The data quality issues which I observe are:

  1. interoperability of data, especially geospatially. We recently tried to use the TMR qldtraffic.qld.gov.au web service and found that we didn’t have the tools to consume the GeoJSON into our mapping environment.
  2. comparability of data, statistical data collections (from multiple publishers) are not published to an agreed statistical geography making it very difficult to combine demography (potential need) and actual service demand
  3. timeliness and frequency - recently we were combining data from education and health sectors. Both provided high quality statistical outputs, but the latest health dataset was from 2015. Education was from School Day 8, 2017.
    4, completeness - one example is the ability to find a single dataset of all school enrolments in Queensland schools, across state, state special, catholic and independent schools. It doesn’t exist, yet all of these school sectors are regulated.

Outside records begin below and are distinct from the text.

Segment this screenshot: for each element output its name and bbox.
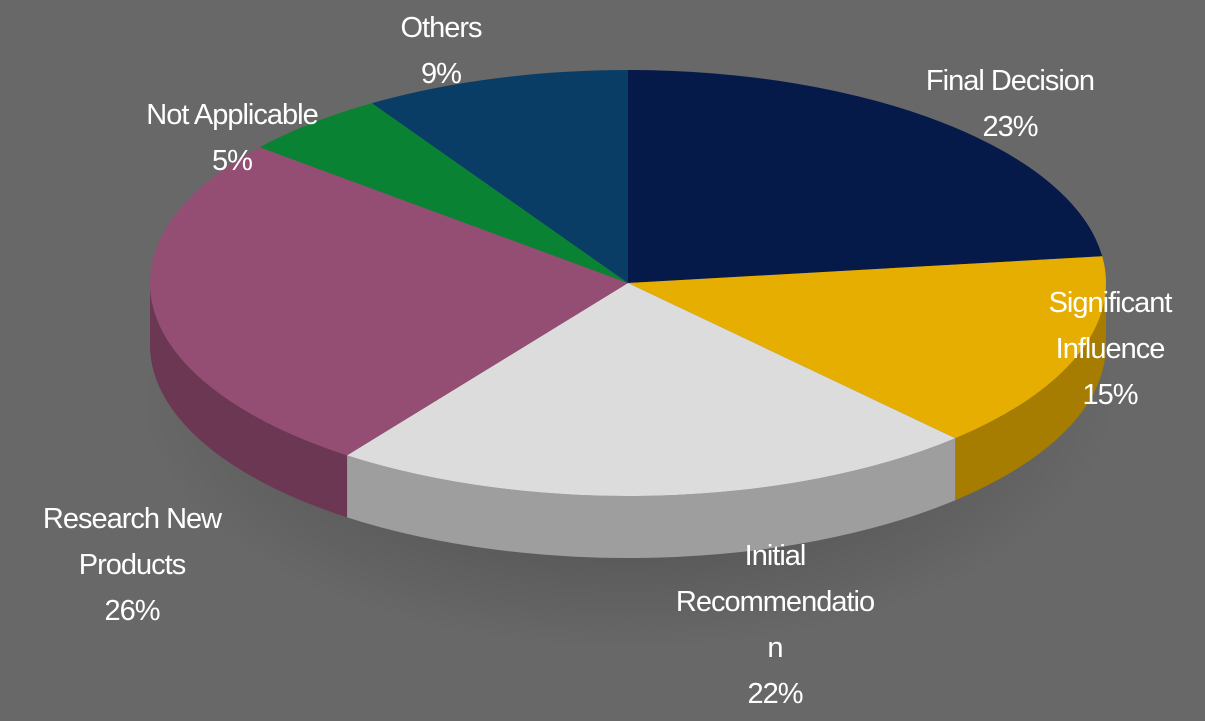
pie-label-3: Initial Recommendatio n 22% [676, 540, 874, 710]
pie-label-name: Influence [1056, 333, 1165, 365]
pie-slice-side-4 [150, 283, 348, 518]
pie-label-value: 5% [212, 145, 252, 177]
pie-label-5: Not Applicable 5% [146, 99, 317, 177]
pie-label-name: Initial [745, 540, 806, 572]
pie-label-name: Others [400, 12, 482, 44]
pie-label-name: Recommendatio [676, 586, 874, 618]
pie-label-6: Others 9% [400, 12, 482, 90]
pie-label-1: Final Decision 23% [926, 65, 1094, 143]
pie-label-4: Research New Products 26% [43, 503, 223, 627]
pie-label-value: 15% [1082, 379, 1137, 411]
pie-labels: Final Decision 23% Significant Influence 15%… [43, 12, 1173, 710]
pie-label-value: 22% [747, 678, 802, 710]
pie-label-2: Significant Influence 15% [1049, 287, 1173, 411]
pie-sides [150, 283, 1106, 558]
pie-slice-1 [628, 70, 1103, 283]
pie-label-value: 23% [982, 111, 1037, 143]
pie-slice-2 [628, 256, 1106, 439]
pie-label-name: Significant [1049, 287, 1173, 319]
pie-label-value: 9% [421, 58, 461, 90]
pie-slice-3 [347, 283, 956, 496]
pie-slice-5 [259, 103, 628, 284]
pie-label-name: n [767, 632, 782, 664]
pie-slice-6 [371, 70, 628, 283]
pie-label-name: Products [79, 549, 186, 581]
pie-label-name: Research New [43, 503, 223, 535]
pie-label-name: Not Applicable [146, 99, 317, 131]
pie-slice-side-3 [347, 438, 956, 558]
pie-label-name: Final Decision [926, 65, 1094, 97]
pie-slice-side-2 [955, 283, 1106, 501]
pie-slices [149, 70, 1106, 496]
pie-slice-4 [149, 147, 628, 456]
pie-label-value: 26% [104, 595, 159, 627]
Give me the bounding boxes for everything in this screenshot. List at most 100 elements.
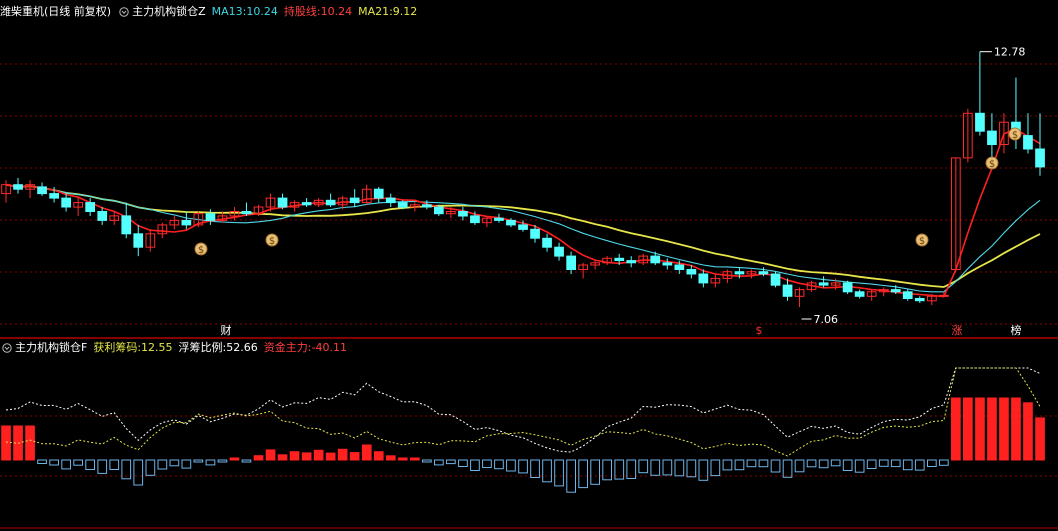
candle-body: [313, 199, 324, 206]
money-bag-icon: [194, 242, 208, 256]
capital-flow-bar: [530, 459, 540, 478]
capital-flow-bar: [73, 459, 84, 466]
capital-flow-bar: [109, 459, 120, 470]
capital-flow-bar: [506, 459, 516, 472]
candle-body: [746, 271, 757, 275]
money-bag-icon-glyph: $: [1012, 130, 1018, 141]
candle-body: [265, 197, 276, 208]
indicator-name[interactable]: 主力机构锁仓Z: [132, 5, 206, 18]
money-bag-icon: [915, 233, 929, 247]
capital-flow-bar: [782, 459, 793, 478]
capital-flow-bar: [542, 459, 552, 483]
capital-flow-bar: [590, 459, 600, 485]
capital-flow-bar: [902, 459, 913, 471]
capital-flow-bar: [1011, 397, 1021, 461]
capital-flow-bar: [686, 459, 697, 478]
candle-body: [97, 211, 108, 221]
float-ratio-line: [5, 367, 1041, 453]
candle-body: [349, 197, 360, 204]
candle-body: [602, 257, 612, 264]
capital-flow-bar: [674, 459, 685, 477]
capital-flow-bar: [265, 449, 276, 461]
candle-body: [758, 271, 769, 275]
money-bag-icon-glyph: $: [989, 159, 995, 170]
candle-body: [662, 262, 673, 266]
candle-body: [530, 228, 540, 239]
candle-body: [1, 184, 11, 195]
capital-flow-bar: [650, 459, 661, 476]
candle-body: [85, 202, 96, 213]
float-ratio-readout: 浮筹比例:52.66: [178, 341, 258, 354]
capital-flow-bar: [842, 459, 853, 471]
candle-body: [698, 273, 709, 284]
hold-line: [5, 128, 1041, 298]
event-marker-cai: 财: [221, 323, 232, 337]
stock-title: 潍柴重机(日线 前复权): [0, 5, 112, 18]
money-bag-icon-glyph: $: [198, 245, 204, 256]
candle-body: [939, 294, 949, 297]
candle-body: [686, 269, 697, 275]
capital-flow-bar: [554, 459, 564, 487]
capital-flow-bar: [1023, 402, 1033, 461]
sub-indicator-name[interactable]: 主力机构锁仓F: [15, 341, 88, 354]
capital-flow-bar: [818, 459, 829, 469]
capital-flow-bar: [205, 459, 216, 466]
capital-flow-bar: [722, 459, 733, 471]
money-bag-icon: [1008, 127, 1022, 141]
capital-flow-bar: [914, 459, 925, 471]
capital-flow-bar: [758, 459, 769, 468]
capital-flow-bar: [157, 459, 168, 470]
capital-flow-bar: [698, 459, 709, 481]
capital-flow-bar: [97, 459, 108, 474]
capital-flow-bar: [241, 459, 252, 463]
candle-body: [49, 193, 59, 199]
capital-flow-bar: [770, 459, 781, 473]
capital-flow-bar: [349, 452, 360, 461]
candle-body: [494, 217, 504, 221]
capital-flow-bar: [494, 459, 504, 470]
capital-flow-bar: [277, 454, 288, 461]
capital-flow-bar: [410, 457, 420, 461]
capital-flow-bar: [566, 459, 576, 493]
capital-flow-bar: [361, 444, 372, 461]
capital-flow-bar: [578, 459, 588, 489]
candle-body: [566, 255, 576, 271]
capital-flow-bar: [470, 459, 480, 471]
capital-flow-bar: [373, 451, 384, 461]
capital-flow-bar: [710, 459, 721, 477]
capital-flow-bar: [987, 397, 997, 461]
capital-flow-bar: [193, 459, 204, 463]
capital-flow-bar: [830, 459, 841, 467]
candle-body: [301, 202, 312, 206]
candle-body: [482, 217, 492, 224]
candle-body: [253, 206, 264, 215]
candle-body: [794, 289, 805, 297]
capital-flow-bar: [734, 459, 745, 471]
candle-body: [169, 219, 180, 226]
candle-body: [25, 184, 35, 190]
event-marker-dollar: $: [756, 324, 763, 337]
money-bag-icon: [265, 233, 279, 247]
capital-flow-bar: [482, 459, 492, 468]
dropdown-icon[interactable]: [2, 343, 12, 353]
candle-body: [470, 215, 480, 224]
candle-body: [289, 202, 300, 208]
capital-flow-bar: [61, 459, 71, 470]
dropdown-icon[interactable]: [119, 7, 129, 17]
hold-line-readout: 持股线:10.24: [283, 5, 353, 18]
candle-body: [385, 197, 396, 204]
candle-body: [842, 282, 853, 293]
money-bag-icon-glyph: $: [919, 236, 925, 247]
capital-flow-bar: [975, 397, 985, 461]
candle-body: [73, 202, 84, 208]
capital-flow-bar: [878, 459, 889, 467]
capital-flow-bar: [446, 459, 456, 465]
ma13-readout: MA13:10.24: [211, 5, 278, 18]
capital-flow-bar: [181, 459, 192, 469]
candle-body: [542, 237, 552, 248]
capital-flow-bar: [626, 459, 637, 479]
candle-body: [770, 273, 781, 286]
sub-chart-header: 主力机构锁仓F 获利筹码:12.55 浮筹比例:52.66 资金主力:-40.1…: [0, 339, 353, 357]
candle-body: [446, 211, 456, 215]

The W3C Data on the Web Best Practices don’t address the interoperability and comparability points raised above. :scream: Approaches to making your data interoperable and comparable would be an interesting topic to discuss.

The Intended Outcome of the “Provide data quality information” best practice is,

Humans and software agents will be able to assess the quality and therefore suitability of a dataset for their application.

So I guess the data quality information for the points above could be:

Knowing that information would help you determine, without downloading and inspecting the data, that the data is not suitable for your purpose .

There are many data quality dimensions that can be described, some more practical than others.

edit: As an aside, I found the list of all schools via https://schoolsdirectory.eq.edu.au/# and I’m told an API is coming soon.